Hello everyone! Glad to be part of this community.
I’m working on a Zig library focused on parsing large CSV files. While I could keep adding features and expanding the API, I’ve reached a stage where I really need to get serious about tracking performance and memory usage—especially to avoid unnecessary allocations.
Has anyone here profiled their Zig code extensively, or know of any repositories that have good examples of profiling and benchmarking setups? I’d really appreciate concrete examples, best practices, or even just tips on how you approached this in your own projects.
Thanks in advance for any pointers or links!
Extra relevant info: This is the library I am building → repo and I use MacOS.
3 Likes
Could try valgrind --tool=massif
and massif-visualizer (unsure what the status of macos support is with valgrind, though)
EDIT: Might not be relevant for your use case, but another random thing I’ll mention is using a custom Allocator to enforce certain properties of your program’s heap usage (e.g. can’t allocate over a certain size [the example in the linked post will need to be updated for newer Zig versions])
6 Likes
you rock mate. thanks for taking the time to answer
2 Likes
For profiling applications, I also had great success with GitHub - koute/bytehound: A memory profiler for Linux..

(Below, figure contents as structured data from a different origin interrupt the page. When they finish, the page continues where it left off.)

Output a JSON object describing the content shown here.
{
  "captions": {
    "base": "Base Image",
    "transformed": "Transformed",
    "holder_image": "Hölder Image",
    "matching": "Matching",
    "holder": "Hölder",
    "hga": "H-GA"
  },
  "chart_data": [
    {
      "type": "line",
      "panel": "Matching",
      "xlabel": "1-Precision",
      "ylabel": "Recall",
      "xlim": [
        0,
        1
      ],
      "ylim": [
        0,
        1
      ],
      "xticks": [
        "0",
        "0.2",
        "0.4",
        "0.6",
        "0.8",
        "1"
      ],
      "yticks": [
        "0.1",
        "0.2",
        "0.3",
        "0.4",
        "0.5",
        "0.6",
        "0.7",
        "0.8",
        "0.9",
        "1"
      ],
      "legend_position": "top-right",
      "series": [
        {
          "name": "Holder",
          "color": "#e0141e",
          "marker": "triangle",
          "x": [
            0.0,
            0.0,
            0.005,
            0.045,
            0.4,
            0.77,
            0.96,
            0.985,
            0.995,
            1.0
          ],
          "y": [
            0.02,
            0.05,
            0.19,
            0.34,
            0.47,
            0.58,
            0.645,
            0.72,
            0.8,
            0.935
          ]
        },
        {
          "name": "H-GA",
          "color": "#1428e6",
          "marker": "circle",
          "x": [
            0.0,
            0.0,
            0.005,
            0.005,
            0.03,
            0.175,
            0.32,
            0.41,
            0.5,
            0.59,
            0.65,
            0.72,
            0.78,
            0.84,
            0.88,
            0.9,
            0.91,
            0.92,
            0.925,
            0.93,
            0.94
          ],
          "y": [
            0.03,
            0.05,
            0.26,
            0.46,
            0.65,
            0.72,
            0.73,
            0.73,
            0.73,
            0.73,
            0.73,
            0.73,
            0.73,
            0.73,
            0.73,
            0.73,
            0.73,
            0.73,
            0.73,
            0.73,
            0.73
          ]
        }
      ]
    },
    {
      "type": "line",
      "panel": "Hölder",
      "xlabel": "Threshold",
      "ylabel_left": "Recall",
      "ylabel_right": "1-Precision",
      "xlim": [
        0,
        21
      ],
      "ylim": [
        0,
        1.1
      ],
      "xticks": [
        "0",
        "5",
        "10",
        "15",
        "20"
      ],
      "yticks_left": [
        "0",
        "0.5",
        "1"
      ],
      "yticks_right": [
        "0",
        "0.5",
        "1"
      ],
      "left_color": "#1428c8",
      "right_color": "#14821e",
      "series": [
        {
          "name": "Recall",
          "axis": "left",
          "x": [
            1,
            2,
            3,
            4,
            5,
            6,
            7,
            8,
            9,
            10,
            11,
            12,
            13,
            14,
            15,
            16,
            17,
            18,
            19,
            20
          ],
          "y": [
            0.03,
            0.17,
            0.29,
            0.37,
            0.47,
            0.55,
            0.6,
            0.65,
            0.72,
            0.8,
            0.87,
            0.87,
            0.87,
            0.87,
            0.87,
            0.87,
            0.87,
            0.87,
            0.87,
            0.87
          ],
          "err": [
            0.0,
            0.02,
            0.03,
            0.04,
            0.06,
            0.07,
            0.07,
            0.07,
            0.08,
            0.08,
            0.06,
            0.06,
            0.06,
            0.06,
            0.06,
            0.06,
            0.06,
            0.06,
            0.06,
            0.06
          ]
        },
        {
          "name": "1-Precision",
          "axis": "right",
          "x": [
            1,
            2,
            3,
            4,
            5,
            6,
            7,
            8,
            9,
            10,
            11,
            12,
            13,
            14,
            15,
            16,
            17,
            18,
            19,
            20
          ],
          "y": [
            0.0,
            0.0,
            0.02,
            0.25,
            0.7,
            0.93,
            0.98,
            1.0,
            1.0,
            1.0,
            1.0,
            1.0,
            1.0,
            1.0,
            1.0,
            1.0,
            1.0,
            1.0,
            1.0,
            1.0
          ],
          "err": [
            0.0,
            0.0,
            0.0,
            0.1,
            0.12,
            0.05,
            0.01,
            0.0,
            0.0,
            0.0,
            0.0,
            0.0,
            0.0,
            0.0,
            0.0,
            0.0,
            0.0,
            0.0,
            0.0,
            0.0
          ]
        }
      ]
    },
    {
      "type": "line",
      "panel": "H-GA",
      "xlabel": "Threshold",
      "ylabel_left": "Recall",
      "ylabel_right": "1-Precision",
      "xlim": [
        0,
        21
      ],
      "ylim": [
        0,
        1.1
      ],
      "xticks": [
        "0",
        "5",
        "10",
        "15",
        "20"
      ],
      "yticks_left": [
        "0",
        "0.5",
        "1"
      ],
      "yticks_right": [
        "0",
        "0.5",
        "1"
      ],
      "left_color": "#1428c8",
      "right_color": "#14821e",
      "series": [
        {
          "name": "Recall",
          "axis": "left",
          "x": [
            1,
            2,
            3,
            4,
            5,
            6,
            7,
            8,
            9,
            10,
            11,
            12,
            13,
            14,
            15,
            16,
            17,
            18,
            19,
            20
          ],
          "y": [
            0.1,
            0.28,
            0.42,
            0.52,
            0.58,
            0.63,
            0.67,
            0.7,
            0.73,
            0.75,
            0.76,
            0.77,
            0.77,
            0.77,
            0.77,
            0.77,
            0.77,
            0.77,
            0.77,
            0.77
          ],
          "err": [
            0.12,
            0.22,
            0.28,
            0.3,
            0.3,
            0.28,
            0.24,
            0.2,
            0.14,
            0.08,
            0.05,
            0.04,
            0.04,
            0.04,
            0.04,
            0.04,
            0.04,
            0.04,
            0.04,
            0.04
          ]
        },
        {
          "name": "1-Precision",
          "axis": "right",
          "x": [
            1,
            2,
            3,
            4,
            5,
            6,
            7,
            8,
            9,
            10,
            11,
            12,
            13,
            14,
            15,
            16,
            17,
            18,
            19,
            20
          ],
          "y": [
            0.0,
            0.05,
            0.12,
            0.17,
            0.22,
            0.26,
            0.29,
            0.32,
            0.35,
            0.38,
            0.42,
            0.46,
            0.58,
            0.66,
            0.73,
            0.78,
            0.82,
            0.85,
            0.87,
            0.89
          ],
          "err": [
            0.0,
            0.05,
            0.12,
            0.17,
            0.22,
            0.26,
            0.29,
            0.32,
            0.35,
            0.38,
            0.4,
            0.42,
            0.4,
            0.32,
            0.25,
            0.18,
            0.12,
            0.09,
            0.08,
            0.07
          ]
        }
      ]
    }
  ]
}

For a Zig library though, my first instinct would be not to measure it, but rather think from the first principles what would be the simplest&most efficient memory allocation strategy, and then make allocation in the library so simple that it doesn’t need tracking.
For example, if my goal is parsing large CSV files, it probably means I am going to parse them row-by-row, in a streaming fashion. But that means that the only memory I need is a single buffer to hold a row. Then I can make an API that takes this buffer as a parameter, and leave allocation to the caller.
10 Likes
Thanks for taking the time mate, people like you really make participating in this forums a great experience.
Liked your suggestion, I do have two kinds of parsing though, the most straight forward one (the one you mentioned) and a “faster-ish and more efficient” one, at least on paper, using a state machine. But i would like to provide metrics on that you know? to actually know if it is faster or not at all.
I stoped completely adding new stuff to the lib API and will focus 100% on perf, so for sure will re-look my code and follow your suggesiton.
You rock mate! thanks
1 Like
I use Tracy for this. It provides sampling and zone based profiling so you can check if your code is getting faster or not, and supports tracking allocations so you can check where the allocations are happening how long they’re taking and if that correlates with performance.
My Tracy bindings provide an allocator that you can wrap your Zig allocators in. In a normal build it will return them unchanged, but in a -Dtracy
build it will return an allocator wrapper that notifies Tracy whenever you alloc/free/etc:
const gpa = tracy.Allocator.allocator(std.heap.smp_allocator);
(It won’t do things like tell you about cache misses or such though, at least AFAIK, you’ll need other tools for that type of analysis.)
10 Likes
Thanks, seems a good option.